We know from the dual nature of light, that it is both wave and also contains particles or photons. Photoelectric electric effect is a foundation to prove that light has particle nature. As defined above, it was found that light particles are nothing but species called photons.

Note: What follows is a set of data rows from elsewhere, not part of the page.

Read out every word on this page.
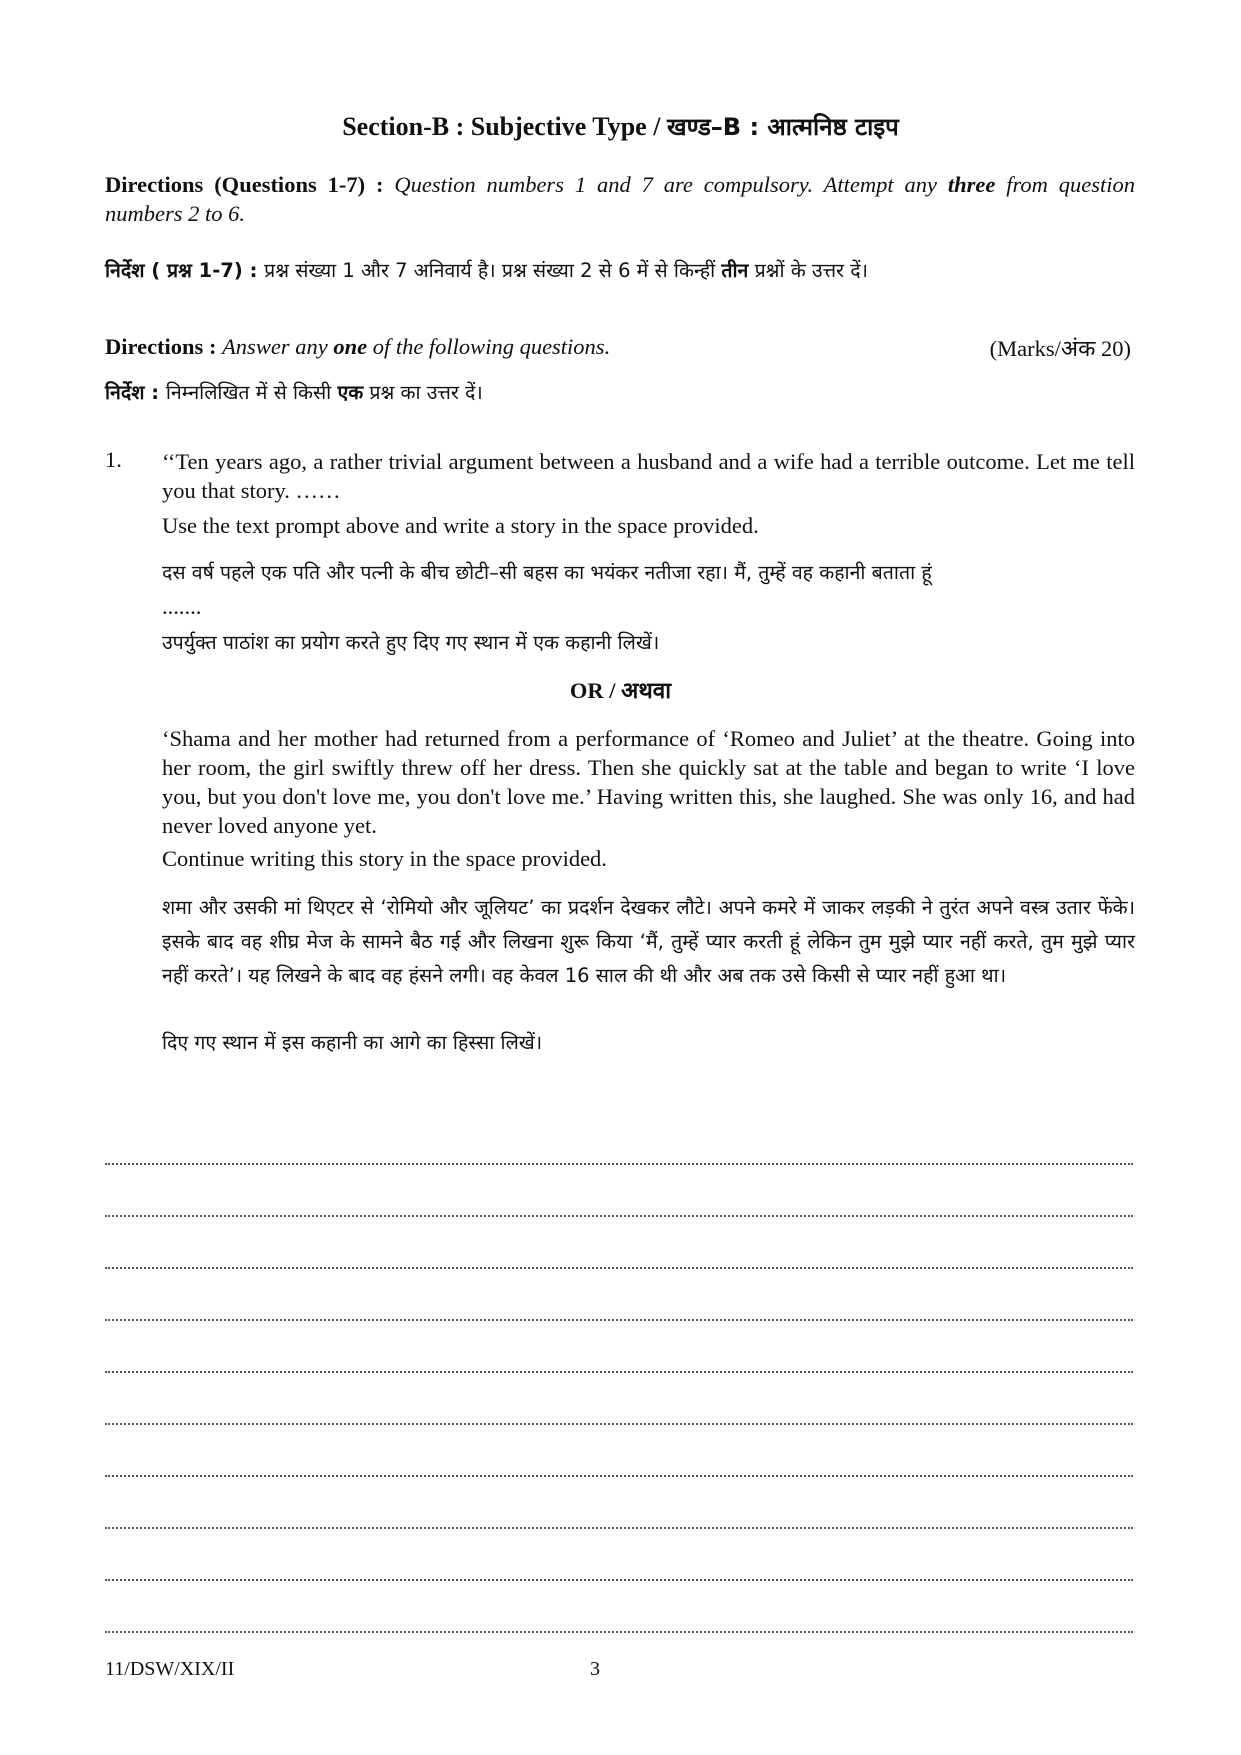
Section-B : Subjective Type / खण्ड–B : आत्मनिष्ठ टाइप
Directions (Questions 1-7) : Question numbers 1 and 7 are compulsory. Attempt any three from question numbers 2 to 6.
निर्देश ( प्रश्न 1-7) : प्रश्न संख्या 1 और 7 अनिवार्य है। प्रश्न संख्या 2 से 6 में से किन्हीं तीन प्रश्नों के उत्तर दें।
Directions : Answer any one of the following questions.	(Marks/अंक 20)
निर्देश : निम्नलिखित में से किसी एक प्रश्न का उत्तर दें।
1. ‘‘Ten years ago, a rather trivial argument between a husband and a wife had a terrible outcome. Let me tell you that story. ……
Use the text prompt above and write a story in the space provided.
दस वर्ष पहले एक पति और पत्नी के बीच छोटी–सी बहस का भयंकर नतीजा रहा। मैं, तुम्हें वह कहानी बताता हूं
.......
उपर्युक्त पाठांश का प्रयोग करते हुए दिए गए स्थान में एक कहानी लिखें।
OR / अथवा
‘Shama and her mother had returned from a performance of ‘Romeo and Juliet’ at the theatre. Going into her room, the girl swiftly threw off her dress. Then she quickly sat at the table and began to write ‘I love you, but you don't love me, you don't love me.’ Having written this, she laughed. She was only 16, and had never loved anyone yet.
Continue writing this story in the space provided.
शमा और उसकी मां थिएटर से ‘रोमियो और जूलियट’ का प्रदर्शन देखकर लौटे। अपने कमरे में जाकर लड़की ने तुरंत अपने वस्त्र उतार फेंके। इसके बाद वह शीघ्र मेज के सामने बैठ गई और लिखना शुरू किया ‘मैं, तुम्हें प्यार करती हूं लेकिन तुम मुझे प्यार नहीं करते, तुम मुझे प्यार नहीं करते’। यह लिखने के बाद वह हंसने लगी। वह केवल 16 साल की थी और अब तक उसे किसी से प्यार नहीं हुआ था।
दिए गए स्थान में इस कहानी का आगे का हिस्सा लिखें।
11/DSW/XIX/II	3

From Planck’s equation, we know the energy $E$ of light as a wave can be expressed as $E=hv=\dfrac{hc}{\lambda}$ , where $h$ is the Planck’s constant and $v$ denotes the frequency of light wave with speed $c$ and wavelength $\lambda$
From the diagram, we have
$4E-E=\dfrac{hc}{\lambda_1}$
$\implies 3E=\dfrac{hc}{\lambda_1}$
Similar $\dfrac{7E}{3}-E=\dfrac{hc}{\lambda_2}$
$\implies \dfrac{4E}{3}=\dfrac{hc}{\lambda_2}$
Taking the ratio, we have
$\implies \dfrac{3E}{\left(\dfrac{4E}{3}\right)}=\dfrac{\left(\dfrac{hc}{\lambda_1}\right)}{\left(\dfrac{hc}{\lambda_2}\right)}$
$\therefore \dfrac{\lambda_1}{\lambda_2}=\dfrac{9}{4}$
Thus the required ratio is $\dfrac{\lambda_1}{\lambda_2}=\dfrac{9}{4}$

Note: Here, it is important to note that the photon is nothing but the hydrogen atom which is undergoing excitation; hence we must compare the energy of the photon to the difference of the energy levels of the hydrogen. To solve such questions, always find the energy difference between the levels.